What Kind Of Hazards Could Put My Plumbing At Risk?


Owning a home comes with countless responsibilities, and your piping may be one of the most overlooked components of all. Without proper plumbing repair and maintenance, your entire home could quickly become uninhabitable.

Watch out for these common hazards that put the quality of your pipes and plumbing in jeopardy before you need to make costly repairs.

Tree roots

Trees are a beautiful feature in your landscaping design, but their root systems may have other ideas. Tree roots tend to gravitate toward water systems, particularly in hot, dry climates like California or Arizona. However, tree roots can damage your pipes regardless of the climate in which you live.

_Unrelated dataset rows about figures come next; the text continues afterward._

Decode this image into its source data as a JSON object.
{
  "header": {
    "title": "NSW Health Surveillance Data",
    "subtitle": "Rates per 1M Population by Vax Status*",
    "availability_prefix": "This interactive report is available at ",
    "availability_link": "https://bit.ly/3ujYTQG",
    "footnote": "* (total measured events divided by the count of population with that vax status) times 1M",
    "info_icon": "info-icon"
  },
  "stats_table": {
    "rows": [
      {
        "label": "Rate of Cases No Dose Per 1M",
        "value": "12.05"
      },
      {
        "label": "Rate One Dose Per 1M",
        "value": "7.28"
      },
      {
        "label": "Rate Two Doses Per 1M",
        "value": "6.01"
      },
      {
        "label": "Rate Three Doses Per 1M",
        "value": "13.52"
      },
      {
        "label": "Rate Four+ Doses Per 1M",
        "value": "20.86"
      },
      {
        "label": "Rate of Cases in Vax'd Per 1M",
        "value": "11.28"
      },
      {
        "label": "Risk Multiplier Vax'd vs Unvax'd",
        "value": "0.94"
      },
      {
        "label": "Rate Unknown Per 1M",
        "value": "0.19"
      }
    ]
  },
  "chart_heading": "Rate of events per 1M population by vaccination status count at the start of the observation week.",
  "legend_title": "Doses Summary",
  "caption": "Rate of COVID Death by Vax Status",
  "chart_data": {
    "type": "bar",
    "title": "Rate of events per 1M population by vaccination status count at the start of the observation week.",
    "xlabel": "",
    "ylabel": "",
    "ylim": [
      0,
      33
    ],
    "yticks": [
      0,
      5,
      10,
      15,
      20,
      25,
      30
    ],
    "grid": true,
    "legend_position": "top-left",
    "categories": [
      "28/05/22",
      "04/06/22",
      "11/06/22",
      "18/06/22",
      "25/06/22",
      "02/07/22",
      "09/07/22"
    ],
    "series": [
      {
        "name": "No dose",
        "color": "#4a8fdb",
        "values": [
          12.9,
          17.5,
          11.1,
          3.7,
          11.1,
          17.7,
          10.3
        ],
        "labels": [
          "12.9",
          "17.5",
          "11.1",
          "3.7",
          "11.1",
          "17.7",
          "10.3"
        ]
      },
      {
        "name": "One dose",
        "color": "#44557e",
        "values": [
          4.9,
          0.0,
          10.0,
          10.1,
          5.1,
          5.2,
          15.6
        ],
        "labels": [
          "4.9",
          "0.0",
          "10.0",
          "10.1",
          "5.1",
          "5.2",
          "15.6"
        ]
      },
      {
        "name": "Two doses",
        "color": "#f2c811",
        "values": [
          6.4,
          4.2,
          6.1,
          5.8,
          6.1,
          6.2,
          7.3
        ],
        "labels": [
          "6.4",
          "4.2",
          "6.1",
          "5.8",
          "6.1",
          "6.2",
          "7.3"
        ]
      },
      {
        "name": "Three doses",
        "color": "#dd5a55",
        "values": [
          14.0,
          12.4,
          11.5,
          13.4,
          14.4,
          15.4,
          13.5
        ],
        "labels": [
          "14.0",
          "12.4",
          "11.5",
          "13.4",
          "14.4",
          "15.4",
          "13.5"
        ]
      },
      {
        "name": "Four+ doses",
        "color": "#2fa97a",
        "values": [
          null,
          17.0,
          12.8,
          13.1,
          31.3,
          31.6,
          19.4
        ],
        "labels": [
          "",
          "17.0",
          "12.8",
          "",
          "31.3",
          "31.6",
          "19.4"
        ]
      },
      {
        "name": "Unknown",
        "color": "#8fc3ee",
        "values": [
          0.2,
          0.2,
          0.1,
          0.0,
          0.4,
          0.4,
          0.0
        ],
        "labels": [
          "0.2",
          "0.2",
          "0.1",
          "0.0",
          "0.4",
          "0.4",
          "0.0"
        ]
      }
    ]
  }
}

Tree roots can burrow into your pipes in search of water. This can clog your pipes, weakening your water supply and backing up essential home functions like laundry and bathing. Should tree roots invade your plumbing, your entire system may break apart.

Before you engage in landscaping, identify where important plumbing systems exist in your yard. You should also opt for shrubs and plants with smaller roots systems and limit the number of trees on your property. This is especially beneficial for older homes with weaker plumbing systems. Luckily, trenchless pipe lining can improve the structure of your pipes and mitigate the harmful effects of tree roots on your system.

Chemicals

Even though it seems like a good idea to pour Drano down the sink, these corrosive chemicals can wreak havoc on the metal of your plumbing system, especially if you lack pipe liners. The worst part of all is that these harmful chemicals rarely get the job done right in the first place. Instead of reaching for the drain cleaner, rely on hooks and brushes to clear your pipes of debris. Performing this task on a regular basis will help improve your home’s integrity in the long run.

You should also try to prevent clogs from happening in the first place. Rely on your garbage disposal, but don’t overload the system, and keep any non-biodegradable materials out of the sink and in the garbage. Even though that cleansing wipe says “flushable” on the package, the only thing you should put down your toilet is human waste and toilet paper.

Heavy weights

It’s tempting to hang clothing and other decorations on the pipes in your basement, but this added weight could bend and break pipes over time. Instead of hanging your laundry on your main water line, rely on a collapsible drying station or your home’s dryer whenever possible.

You should also prevent your kids from treating your home’s essential components like monkey bars. If you cannot resist the temptation to hang items from your pipes (and if you can’t keep your kids from playing on them), consider purchasing some simple drywall to construct a barrier around the pipes.

Freezing temperatures

When the world’s thermostat dips below freezing, your pipes might follow suit. This common winter problem can prevent water from heating up properly and can even stop water from flowing to their proper locations throughout your home.

When pipes freeze, the chance of a burst pipe skyrockets under the pressure from the cold. Any temperature under 20 degrees Fahrenheit can put your home at risk. It’s estimated that bursting pipes and their resulting water damage can cost a homeowner over $5,000. Many plumbers recommend installing pipe liners and other insulators to mitigate the chance for this costly occurrence.

Protecting your home should be one of your primary focuses as a homeowner. As you perform your regular yearly inspections, never fail to check your home’s plumbing system off the list of necessary repairs.